On “Totebag” Katie fills a proverbial knapsack with emotional remnants from past loves, both tragically good and bad. A well-executed flip of those killer chimes from The Brothers Johnson’s “Strawberry Letter 23” is like a bittersweet sprinkle of stardust over the track’s synth-laden thump. Most of Flatland’s ten tracks are similarly charming exercises in rudimentary beatmaking. Katie employs a learned appreciation for bare-knuckle 808 knock and the endless array of effects at her synthesized disposal. The best example is “Hunting,” an industrial-grade dance workout that finds Katie on the prowl; it’s here that she’s at her most charming, toying with her sonic creation with deft switches between rapping and singing. Unfortunately she does neither exceptionally well…yet. Her attempt at lyrical miracles on “Uh.. No” leaves much to be desired and “Bodyout Princess” (an inane declaration of the artist’s unique identity and perhaps formal unveiling of the Official Katie Kate Tagline) is simply too far out-of-bounds for her, vocally.

Still, there’s much promising on Flatland.

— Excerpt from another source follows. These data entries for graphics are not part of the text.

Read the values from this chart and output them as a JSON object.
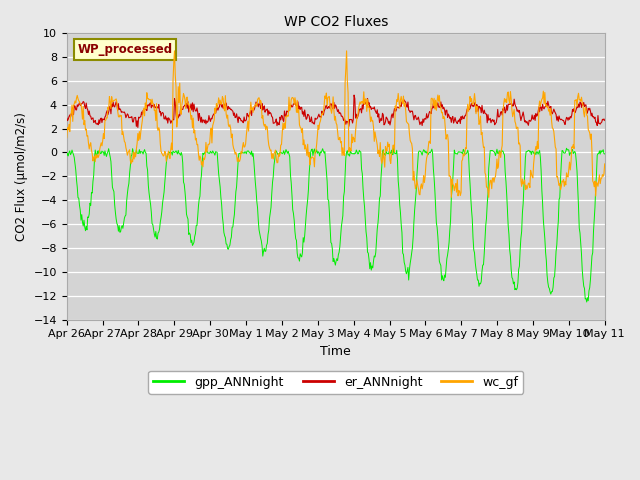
{
  "title": "WP CO2 Fluxes",
  "xlabel": "Time",
  "ylabel": "CO2 Flux (μmol/m2/s)",
  "ylim": [
    -14,
    10
  ],
  "fig_bg_color": "#e8e8e8",
  "plot_bg_color": "#d4d4d4",
  "legend_label": "WP_processed",
  "legend_label_color": "#8b0000",
  "legend_box_facecolor": "#ffffcc",
  "legend_box_edgecolor": "#8b8b00",
  "line_colors": {
    "gpp": "#00ee00",
    "er": "#cc0000",
    "wc": "#ffa500"
  },
  "line_labels": [
    "gpp_ANNnight",
    "er_ANNnight",
    "wc_gf"
  ],
  "x_tick_labels": [
    "Apr 26",
    "Apr 27",
    "Apr 28",
    "Apr 29",
    "Apr 30",
    "May 1",
    "May 2",
    "May 3",
    "May 4",
    "May 5",
    "May 6",
    "May 7",
    "May 8",
    "May 9",
    "May 10",
    "May 11"
  ],
  "n_points": 720,
  "n_days": 15,
  "yticks": [
    10,
    8,
    6,
    4,
    2,
    0,
    -2,
    -4,
    -6,
    -8,
    -10,
    -12,
    -14
  ]
}
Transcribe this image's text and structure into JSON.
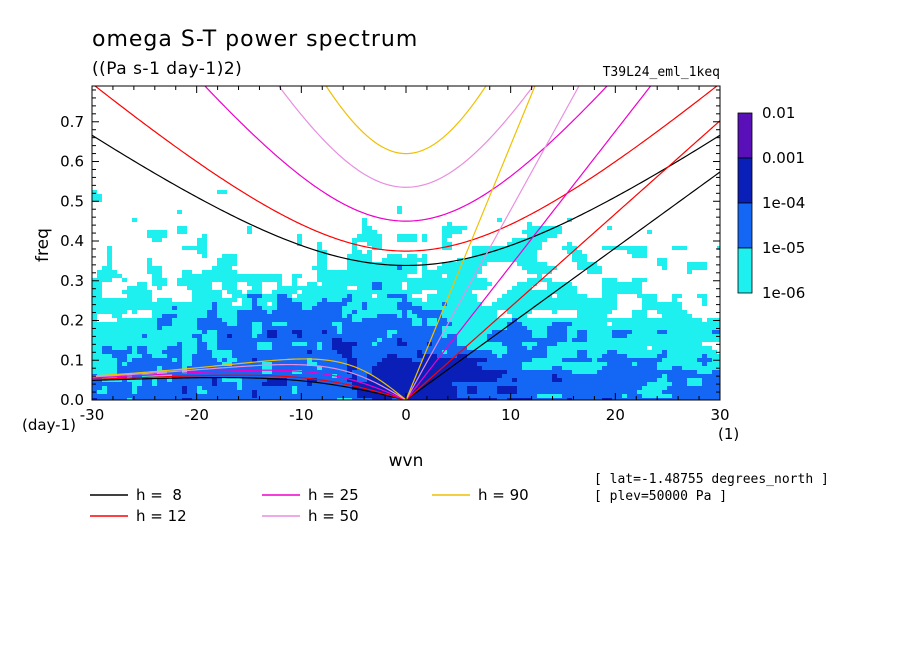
{
  "chart_data": {
    "type": "heatmap",
    "title": "omega S-T power spectrum",
    "subtitle": "((Pa s-1 day-1)2)",
    "run_label": "T39L24_eml_1keq",
    "xlabel": "wvn",
    "ylabel": "freq",
    "x_units": "(1)",
    "y_units": "(day-1)",
    "xlim": [
      -30,
      30
    ],
    "ylim": [
      0,
      0.79
    ],
    "x_ticks": [
      -30,
      -20,
      -10,
      0,
      10,
      20,
      30
    ],
    "x_tick_labels": [
      "-30",
      "-20",
      "-10",
      "0",
      "10",
      "20",
      "30"
    ],
    "y_ticks": [
      0,
      0.1,
      0.2,
      0.3,
      0.4,
      0.5,
      0.6,
      0.7
    ],
    "y_tick_labels": [
      "0.0",
      "0.1",
      "0.2",
      "0.3",
      "0.4",
      "0.5",
      "0.6",
      "0.7"
    ],
    "colorbar": {
      "levels": [
        "0.01",
        "0.001",
        "1e-04",
        "1e-05",
        "1e-06"
      ],
      "colors": [
        "#5a10b8",
        "#0a1fb8",
        "#1466f5",
        "#1ef0f0"
      ]
    },
    "info_lines": [
      "[ lat=-1.48755 degrees_north ]",
      "[ plev=50000 Pa ]"
    ],
    "dispersion_curves": [
      {
        "name": "h =  8",
        "h": 8,
        "color": "#000000"
      },
      {
        "name": "h = 12",
        "h": 12,
        "color": "#ff0000"
      },
      {
        "name": "h = 25",
        "h": 25,
        "color": "#ee00cc"
      },
      {
        "name": "h = 50",
        "h": 50,
        "color": "#e88ee0"
      },
      {
        "name": "h = 90",
        "h": 90,
        "color": "#f0c000"
      }
    ]
  }
}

Katie, like the best electro-pop artists, is capable of finding the fleeting humanity within electronic music’s artificial constructs. Whether it’s the lovely reserve of her singing on “Houses” or the playful yet astute romantic observations on the echoing “Constellations,” a significant swath of Seattle’s music-loving populace can relate to Katie Kate’s point-of-view, and for this reason Flatland is an invaluable entry to the game. In a post-genre musical world like today, where some folks find themselves stumbling through (the grumpy rap purist set) and others drift seamlessly between genre amalgams (the wide-eyed youngsters), it’s mad scientist artists like Katie Kate who have the most to gain and the least to lose.